Sejak rombongan KKBM memasuki arena, sorak tepuk tangan langsung mengiringi para penari yang mengenakan busana adat berwarna cerah. Gerakan lincah dan bersemangat, berpadu dengan alunan musik tradisional, menghadirkan kekuatan cerita khas budaya Makassar. Penampilan tersebut tidak hanya menjadi hiburan, tetapi juga menegaskan keberadaan komunitas Makassar sebagai bagian dari keberagaman etnis yang hidup rukun di Kabupaten Malinau.
Ketua Paguyuban KKBM Malinau, H. Sulaiman, menyampaikan rasa syukur atas kelancaran kegiatan dan kesempatan yang diberikan oleh pemerintah daerah untuk turut serta dalam perhelatan budaya terbesar di Bumi Intimung.
“Perayaan Irau ini bukan sekadar hiburan, tapi juga momentum penting untuk mengenang perjalanan panjang dan kemajuan Kabupaten Malinau,” ujarnya.
Sulaiman menegaskan bahwa nilai kebersamaan merupakan fondasi utama yang ingin terus ditanamkan kepada seluruh warga KKBM. Ia mengajak seluruh keluarga besar Makassar di Malinau untuk memperkuat silaturahmi, menjaga persatuan, serta meningkatkan kepedulian sosial di tengah masyarakat yang majemuk.
“Terima kasih kepada semua pihak yang terlibat.
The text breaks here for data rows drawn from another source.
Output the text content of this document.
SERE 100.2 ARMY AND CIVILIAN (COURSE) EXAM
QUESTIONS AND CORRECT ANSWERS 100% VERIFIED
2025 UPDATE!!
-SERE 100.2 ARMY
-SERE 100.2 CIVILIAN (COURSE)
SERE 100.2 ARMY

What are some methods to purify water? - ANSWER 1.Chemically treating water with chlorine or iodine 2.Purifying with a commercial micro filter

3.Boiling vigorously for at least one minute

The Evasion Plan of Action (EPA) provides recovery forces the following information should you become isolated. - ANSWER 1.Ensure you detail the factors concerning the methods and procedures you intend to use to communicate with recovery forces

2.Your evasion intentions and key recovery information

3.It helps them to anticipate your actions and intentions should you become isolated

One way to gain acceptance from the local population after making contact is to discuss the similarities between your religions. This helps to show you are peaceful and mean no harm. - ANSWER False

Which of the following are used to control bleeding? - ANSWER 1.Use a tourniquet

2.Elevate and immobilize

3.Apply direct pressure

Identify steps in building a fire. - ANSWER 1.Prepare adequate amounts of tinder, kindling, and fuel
Kami mohon maaf jika masih ada kekurangan. Semoga Malinau terus maju dan menjadi cahaya bagi masyarakat,” tambahnya.
Selain membawa pesan persatuan, H. Sulaiman juga menegaskan komitmen KKBM dalam mendukung setiap program pembangunan Pemerintah Kabupaten Malinau. Menurutnya, visi dan misi daerah yang dijalankan melalui berbagai program inovatif harus mendapat dukungan penuh dari masyarakat, termasuk KKBM, demi kemajuan bersama dan peningkatan kesejahteraan warga.
Penampilan KKBM pada sore itu menjadi salah satu atraksi yang memperkaya warna budaya di panggung Irau ke-11. Keikutsertaan paguyuban ini sekaligus menguatkan pesan utama perayaan Irau: bahwa keberagaman etnis bukan sekadar identitas, tetapi kekuatan yang terus menyatukan masyarakat Malinau. Dengan kontribusi kelompok-kelompok budaya seperti KKBM, perayaan Irau tidak hanya menjadi ajang seni, tetapi juga cerminan harmoni kehidupan sosial di Bumi Intimung.